During an otherwise placid reception for the eight teams competing here, USC coach Andy Enfield and UTEP coach Tim Floyd got into a heated discussion that quickly escalated, with assistants from the respective schools having to be separated. The exchange did not become physical and the staffs quickly left the party.
 
UTEP and USC are not currently scheduled to play each other in the tournament, but they could face off Saturday in a consolation bracket game.
 
Floyd and Enfield have been exchanging public words since last summer, when Floyd, who coached at USC from 2005-09, accused Enfield of tampering with Isaac Hamilton, a guard from Southern California who had signed a national letter of intent with UTEP. Floyd refused to release Hamilton from his letter, and Hamilton subsequently signed with UCLA. Last week, Enfield was quoted in a Men's Journal article saying that Floyd "shows up every day at work and realizes he lives in El Paso, Texas, and he's pissed off that he didn't get the USC job two months ago."
 
According to Enfield, when he saw Floyd speaking with Lea Miller, the tournament's director, he approached Floyd in hopes of ending the bad blood between them. "I was trying to tell him that I was sorry that we had words and that we should try to put this behind us," Enfield said. "I thought it would be a twenty-second conversation."
 
Efforts to reach Floyd Wednesday night were unsuccessful.
 
The conversation between the head coaches lasted for several minutes, with Floyd doing most of the talking.
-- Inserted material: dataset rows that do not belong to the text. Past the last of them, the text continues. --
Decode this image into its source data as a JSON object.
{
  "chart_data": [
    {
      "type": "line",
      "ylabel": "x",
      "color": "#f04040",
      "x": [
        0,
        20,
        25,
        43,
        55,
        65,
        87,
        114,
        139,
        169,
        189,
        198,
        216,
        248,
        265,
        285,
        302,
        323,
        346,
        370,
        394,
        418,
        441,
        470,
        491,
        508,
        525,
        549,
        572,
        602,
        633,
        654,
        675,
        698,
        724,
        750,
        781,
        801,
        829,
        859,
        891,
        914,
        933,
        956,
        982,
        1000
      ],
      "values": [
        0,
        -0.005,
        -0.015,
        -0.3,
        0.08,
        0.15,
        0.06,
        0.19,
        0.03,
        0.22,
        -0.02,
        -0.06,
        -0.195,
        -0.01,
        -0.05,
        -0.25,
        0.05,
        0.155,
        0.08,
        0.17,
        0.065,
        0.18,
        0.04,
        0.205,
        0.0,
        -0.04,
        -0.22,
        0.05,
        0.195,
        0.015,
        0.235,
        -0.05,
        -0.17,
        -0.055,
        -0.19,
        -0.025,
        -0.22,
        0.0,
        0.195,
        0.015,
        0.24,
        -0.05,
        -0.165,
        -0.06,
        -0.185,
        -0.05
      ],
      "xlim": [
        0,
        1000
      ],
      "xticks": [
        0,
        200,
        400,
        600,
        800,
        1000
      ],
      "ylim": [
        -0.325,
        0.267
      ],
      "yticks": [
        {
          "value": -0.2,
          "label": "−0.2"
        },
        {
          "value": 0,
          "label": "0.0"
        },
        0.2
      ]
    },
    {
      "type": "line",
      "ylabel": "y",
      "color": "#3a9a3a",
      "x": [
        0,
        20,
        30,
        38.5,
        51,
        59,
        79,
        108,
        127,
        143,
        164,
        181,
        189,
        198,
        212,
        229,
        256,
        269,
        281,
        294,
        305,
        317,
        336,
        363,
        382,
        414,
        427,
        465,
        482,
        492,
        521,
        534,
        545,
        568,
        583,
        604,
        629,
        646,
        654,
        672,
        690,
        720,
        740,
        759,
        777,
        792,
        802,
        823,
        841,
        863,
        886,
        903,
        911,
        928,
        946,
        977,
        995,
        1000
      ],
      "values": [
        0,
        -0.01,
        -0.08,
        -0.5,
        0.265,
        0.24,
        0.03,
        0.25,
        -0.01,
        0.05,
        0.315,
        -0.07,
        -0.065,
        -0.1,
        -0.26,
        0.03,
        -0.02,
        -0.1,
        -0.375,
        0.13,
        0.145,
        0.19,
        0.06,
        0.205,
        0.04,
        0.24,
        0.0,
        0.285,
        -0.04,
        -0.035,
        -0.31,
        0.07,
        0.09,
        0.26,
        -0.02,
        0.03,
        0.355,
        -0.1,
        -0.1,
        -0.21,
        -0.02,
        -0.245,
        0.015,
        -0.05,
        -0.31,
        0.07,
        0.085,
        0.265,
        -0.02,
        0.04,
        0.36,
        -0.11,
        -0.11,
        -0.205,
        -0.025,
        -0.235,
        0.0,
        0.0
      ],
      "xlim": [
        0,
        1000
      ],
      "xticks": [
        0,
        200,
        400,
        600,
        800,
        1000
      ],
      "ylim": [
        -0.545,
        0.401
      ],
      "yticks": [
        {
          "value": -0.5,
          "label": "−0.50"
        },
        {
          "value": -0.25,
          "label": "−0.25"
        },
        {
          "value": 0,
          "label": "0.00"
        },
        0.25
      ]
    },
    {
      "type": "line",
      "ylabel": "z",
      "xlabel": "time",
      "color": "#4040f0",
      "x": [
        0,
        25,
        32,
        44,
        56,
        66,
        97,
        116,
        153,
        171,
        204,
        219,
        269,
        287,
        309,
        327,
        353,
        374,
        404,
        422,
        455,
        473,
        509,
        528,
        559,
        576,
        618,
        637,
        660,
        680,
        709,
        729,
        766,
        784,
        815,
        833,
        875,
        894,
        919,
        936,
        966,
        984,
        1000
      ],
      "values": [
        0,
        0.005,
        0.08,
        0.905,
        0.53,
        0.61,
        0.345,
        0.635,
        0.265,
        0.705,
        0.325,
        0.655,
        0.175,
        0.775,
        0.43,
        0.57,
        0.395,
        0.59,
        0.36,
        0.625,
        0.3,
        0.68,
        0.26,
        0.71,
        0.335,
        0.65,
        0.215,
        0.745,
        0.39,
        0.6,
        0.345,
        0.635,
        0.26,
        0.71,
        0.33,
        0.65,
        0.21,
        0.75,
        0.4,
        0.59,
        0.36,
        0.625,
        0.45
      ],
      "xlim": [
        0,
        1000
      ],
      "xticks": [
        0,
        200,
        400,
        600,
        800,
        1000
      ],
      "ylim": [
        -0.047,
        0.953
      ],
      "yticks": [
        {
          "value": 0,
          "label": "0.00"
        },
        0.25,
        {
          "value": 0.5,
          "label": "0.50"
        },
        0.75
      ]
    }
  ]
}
As it intensified, Enfield's wife, Amanda, came to stand next to her husband. Floyd did not direct any of his remarks toward her or Miller.
 
After about five minutes, three of Enfield's assistant coaches, Kevin Norris, Tony Bland and Jason Hart, stood behind Floyd. Soon Floyd could be heard saying to Hart, "Do you want to kick my ass?"
 
At that point, Floyd's assistant coach, Bob Cantu, who served as USC's interim head coach after the school fired Kevin O'Neill during the 2013 regular season and was sitting at a table a few feet away, stood up and joined the conversation. While Enfield, his wife and Floyd walked away, Cantu got into an argument with Bland and Hart. Those men were separated, but a few seconds later Bland rushed at Cantu. He was held back by UTEP strength coach Chisan Jones.
 
As various onlookers tried to get the principals to leave the party, Hart had to be restrained as well.
 
"I saw three USC assistants surround my head coach with Andy and his wife, so I walked up and said, 'Why are we arguing about a kid who signed a letter of intent in November,' and after that two of his assistants came after me and rushed me," Cantu said. "It really is completely unprofessional and unfortunate. It caught me completely off guard." Cantu later added, "You have to understand, they're on their heels because they tampered with Isaac Hamilton and Tim called them out on a national level. That's the bottom line."
 
Bland, however, claimed that Cantu inflamed the confrontation as it was about to die down. "I was thinking this is bad but it's about to be over, and then Cantu walked over there," Bland said. "He was getting all super aggressive and that's when I lost it. That's when you saw me getting restrained. We were reactionaries in this whole thing. If it wasn't for Tim Floyd shouting in Andy's face, shouting in his face, it wouldn't have happened."
 
Asked later why he approached Floyd to begin with, Enfield replied, "Because I've always liked Tim. He's always been a good guy to me. I wanted to let him know that I was upset that this whole ordeal happened. I wanted to let him know that I respect him."